Getting Organizations Started on a Least Privilege Journey to Reduce Risk
By Joseph Carson, Chief Security Scientist,Thycotic
Organizations today typically face major challenges when seeking to implement the least privilege because built-in limits on access can impact employee productivity. If users can’t get access to an account, a service, or a device such as a printer, they have to spend time calling the IT helpdesk for a “fix.” In many cases, busy IT helpdesk workers may give users more privileges than needed to expedite the resolution of user problems. Least privilege is meant to prevent “over privileged access” by users, applications, and services to help reduce the risk of exploitation without impacting productivity.
Let’s get organizations started on the right path to a successful least privilege implementation journey. These steps highlight the key stages of activity and are meant to spur further research so you can be fully prepared with the tools you need to make the least privilege cybersecurity a reality.
Inventory Devices and Software
Produce a comprehensive inventory of your corporate devices, installed software, and software licenses. You also need to determine where applications typically are being installed from, as well as the software vendors that are approved to be used within your organization.
During the inventory process, create a list of trusted vendors, including signed certificate and trusted software sources for approved applications. These could include a software delivery solution, a software catalog, a network location, or Microsoft SharePoint. You also need to list the places you don’t want software being installed from that could include downloaded program files, email attachments, or any download locations on various devices.

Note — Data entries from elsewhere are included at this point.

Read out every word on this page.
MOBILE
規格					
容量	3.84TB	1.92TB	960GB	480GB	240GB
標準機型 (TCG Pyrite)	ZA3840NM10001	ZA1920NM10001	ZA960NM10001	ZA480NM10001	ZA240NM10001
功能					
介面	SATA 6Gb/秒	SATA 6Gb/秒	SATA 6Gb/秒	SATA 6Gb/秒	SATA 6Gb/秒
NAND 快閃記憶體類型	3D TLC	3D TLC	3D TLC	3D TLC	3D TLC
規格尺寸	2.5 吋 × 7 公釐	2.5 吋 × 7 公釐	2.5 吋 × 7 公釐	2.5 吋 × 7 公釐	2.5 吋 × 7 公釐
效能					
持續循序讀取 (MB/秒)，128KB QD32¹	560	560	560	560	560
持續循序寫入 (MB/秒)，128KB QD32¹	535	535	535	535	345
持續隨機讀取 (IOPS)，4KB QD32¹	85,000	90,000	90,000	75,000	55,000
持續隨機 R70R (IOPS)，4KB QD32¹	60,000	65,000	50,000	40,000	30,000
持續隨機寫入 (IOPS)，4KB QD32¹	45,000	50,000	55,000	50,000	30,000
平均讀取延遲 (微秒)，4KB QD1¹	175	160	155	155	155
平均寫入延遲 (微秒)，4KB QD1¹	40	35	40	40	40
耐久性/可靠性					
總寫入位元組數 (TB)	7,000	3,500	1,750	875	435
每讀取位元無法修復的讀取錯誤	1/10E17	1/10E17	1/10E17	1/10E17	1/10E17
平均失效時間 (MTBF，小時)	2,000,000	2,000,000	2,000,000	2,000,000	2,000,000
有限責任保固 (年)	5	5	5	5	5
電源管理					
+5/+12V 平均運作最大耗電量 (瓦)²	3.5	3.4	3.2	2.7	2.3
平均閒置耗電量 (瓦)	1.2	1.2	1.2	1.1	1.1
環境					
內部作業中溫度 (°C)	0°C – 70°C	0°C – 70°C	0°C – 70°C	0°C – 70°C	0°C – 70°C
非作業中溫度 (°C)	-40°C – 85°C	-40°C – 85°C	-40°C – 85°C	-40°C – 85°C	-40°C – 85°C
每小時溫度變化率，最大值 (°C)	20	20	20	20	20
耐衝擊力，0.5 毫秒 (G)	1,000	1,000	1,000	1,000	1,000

With a complete device inventory, you can develop policies that incorporate trusted and untrusted privilege elevation requests. This process ensures employees can use a least privileged account to perform privileged actions based on approved policies.
Integrate Compliance and Regulations
Almost every organization faces some kind of compliance mandate or regulatory requirement. There have, for example, been major recent updates to regulations such as the Payment Card Industry Data Security Standard, National Institute of Standards and Technology, Cyber Essentials, EU General Data Protection Regulation, and the California Consumer Privacy Act. They all include requirements for data privacy meant to rein in over privileged access by users. Therefore, you must integrate compliance and regulations that apply to your organization into your data impact assessment, risk-based assessment, and privileged access management (PAM).
Combine PAM and Least Privilege to Control Access and Actions
A PAM solution helps with defining policies, discovering privileged accounts, applying security controls, auditing usage, and alerting abuse. Combining PAM with least privilege security allows an organization to elevate privilege On Demand, offer onetime passwords, and increase and decrease privileges based on dynamic risk and threats. PAM helps control privileges, so they’re available when needed, and end-users aren’t over privileged all the time.
Incorporate Application Control
Application control is technology that enables an organization to elevate application privileges so trusted and approved applications can execute even if users don’t inherently have access. On the flip side, application control prevents untrusted applications from executing even if the user has the privileges that permit them to install applications. If an application is unknown, it can be “quarantined” and prevented from executing until further analysis determines whether the application is malicious or authentic.
Manage/Protect Privileges Granted to Users
Separating least privileged users from privileged accounts allows an organization much more control and security over how privileges are granted to users and determine a risk-based approach to what’s an accepted risk. This step allows the organization to adopt a zero-trust security posture that’s enforced by the least privilege strategy, reducing the risk from cyber attacks but maintaining empowered employees and productivity without the pain.
Applying the core principles of least privilege is a foundational element of your cybersecurity strategy. By removing local administrative privileges on endpoints, you reduce your attack surface and block the primary attack vector, preventing the vast majority of attacks from occurring.
Before you start implementing next-generation Endpoint Protection Platforms (EPP) or complex Endpoint Discovery and Remediation solutions (EDRs), you should consider the least privilege strategy with application control solution. Proactive protection based on least privilege means less time and resources spent detecting an infection, chasing down hackers once they’ve already entered your network, and remediating the damage.
About the Author
Joseph Carson is the Chief Security Scientist at Thycotic. Joseph is responsible for cybersecurity research in the privileged access management industry accelerating Thycotic innovation and leadership positions. He is a cybersecurity professional and ethical hacker with more than 25 years’ experience in enterprise security specializing in the blockchain, endpoint security, application security & virtualization, and privileged access management. Prior to joining Thycotic Joseph worked on innovative blockchain solutions at Guard time and spent more than 10 years in leadership roles at both Altiris and Symantec and Arellia. He is a Certified Information Systems Security Professional (CISSP) and an active member of the cyber security community frequently speaking at cybersecurity conferences globally.